Institute of Chartered Accountants of India

President, XIth Council
- In office 1980–1981
- Preceded by: Y. H. Malegam
- Succeeded by: Bansi S. Mehta

Personal details
- Born: 16 September 1929 (age 97) India
- Occupation: Chartered Accountant

= V Rajaraman =

V. Rajaraman (born September 1929) is an Indian chartered accountant who was the President of Institute of Chartered Accountants of India from 1980 to 1981. Currently, he is a senior Partner in Thakur, Vaidyanath Aiyar & Co., New Delhi.

==Biography==
V. Rajaraman was born on 16 September 1929 in Kerala, India. He was elected as second president of the XIth Council (1979–82) of Institute of Chartered Accountants of India in 1980 and inaugurated the Trichur Branch (Thrissur City) of the Institute of Chartered Accountants of India on 10 June 1981.

In 2006, he became a member of the task force constituted to consider challenges involved and to prepare a road map for the possibilities of converging / adoption of the International Financial Reporting Standards (IFRS) in the Indian context.

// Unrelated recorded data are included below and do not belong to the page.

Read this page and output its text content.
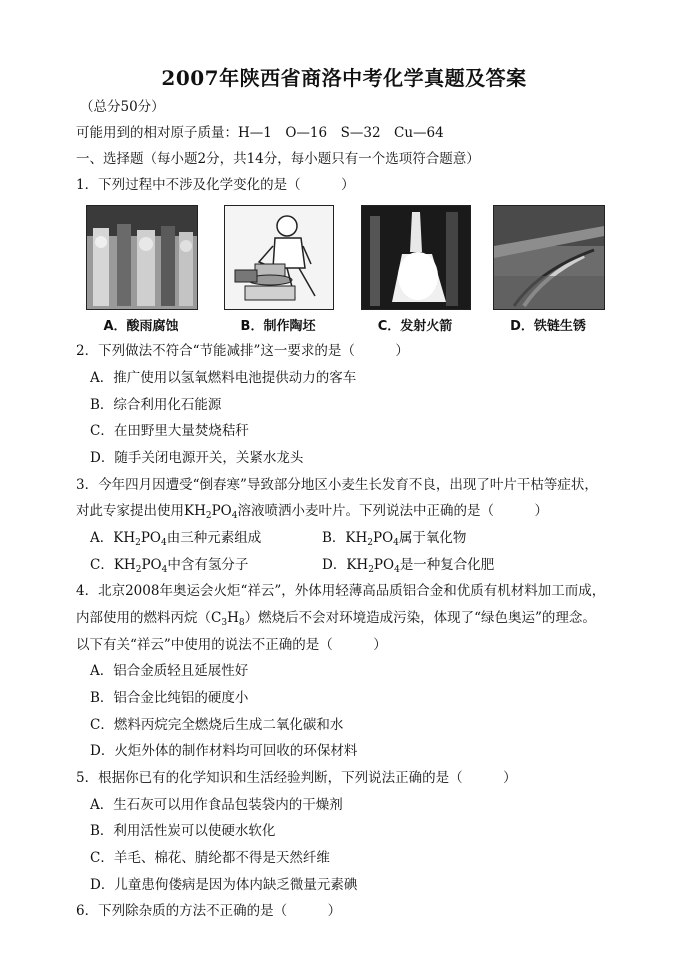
2007年陕西省商洛中考化学真题及答案
（总分50分）
可能用到的相对原子质量：H—1　O—16　S—32　Cu—64
一、选择题（每小题2分，共14分，每小题只有一个选项符合题意）
1．下列过程中不涉及化学变化的是（　　　）
A．酸雨腐蚀	B．制作陶坯	C．发射火箭	D．铁链生锈
2．下列做法不符合“节能减排”这一要求的是（　　　）
A．推广使用以氢氧燃料电池提供动力的客车
B．综合利用化石能源
C．在田野里大量焚烧秸秆
D．随手关闭电源开关，关紧水龙头
3．今年四月因遭受“倒春寒”导致部分地区小麦生长发育不良，出现了叶片干枯等症状，
对此专家提出使用$KH_2PO_4$溶液喷洒小麦叶片。下列说法中正确的是（　　　）
A．$KH_2PO_4$由三种元素组成	B．$KH_2PO_4$属于氧化物
C．$KH_2PO_4$中含有氢分子	D．$KH_2PO_4$是一种复合化肥
4．北京2008年奥运会火炬“祥云”，外体用轻薄高品质铝合金和优质有机材料加工而成，
内部使用的燃料丙烷$(C_3H_8)$燃烧后不会对环境造成污染，体现了“绿色奥运”的理念。
以下有关“祥云”中使用的说法不正确的是（　　　）
A．铝合金质轻且延展性好
B．铝合金比纯铝的硬度小
C．燃料丙烷完全燃烧后生成二氧化碳和水
D．火炬外体的制作材料均可回收的环保材料
5．根据你已有的化学知识和生活经验判断，下列说法正确的是（　　　）
A．生石灰可以用作食品包装袋内的干燥剂
B．利用活性炭可以使硬水软化
C．羊毛、棉花、腈纶都不得是天然纤维
D．儿童患佝偻病是因为体内缺乏微量元素碘
6．下列除杂质的方法不正确的是（　　　）
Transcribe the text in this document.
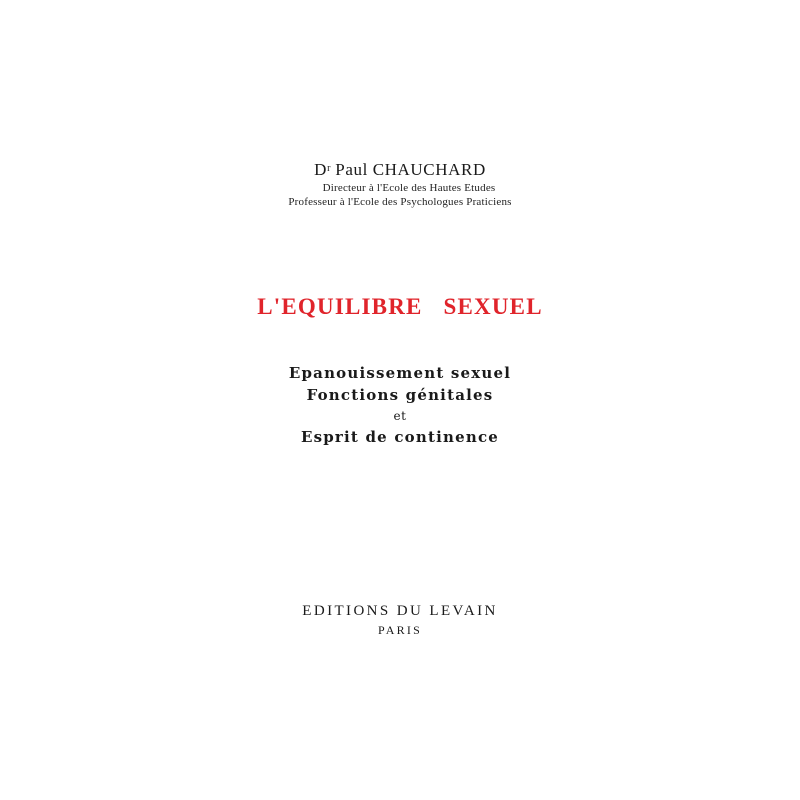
$D^r$ Paul CHAUCHARD
Directeur à l'Ecole des Hautes Etudes
Professeur à l'Ecole des Psychologues Praticiens
L'EQUILIBRE SEXUEL
Epanouissement sexuel
Fonctions génitales
et
Esprit de continence
EDITIONS DU LEVAIN
PARIS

Later, he became a member of the Special Group for formulating Institutes' response to the various recommendations as contained in the Report of the Parliamentary Standing Committee on Finance on Companies Bill 2009. He also headed the Bureaucracy Today Assessment Committee constituted in February 2014, for compiling the list of top 100 CA firms.

He has audited multiple Indian companies including some public sector undertakings like IFCI Ltd and Air India.

His article titled Where There are Opportunities for Profession, Growth Will Follow was published in ICAI e-Journal.

Amarjit Chopra referred to him as his role model in his presidential address in 2010.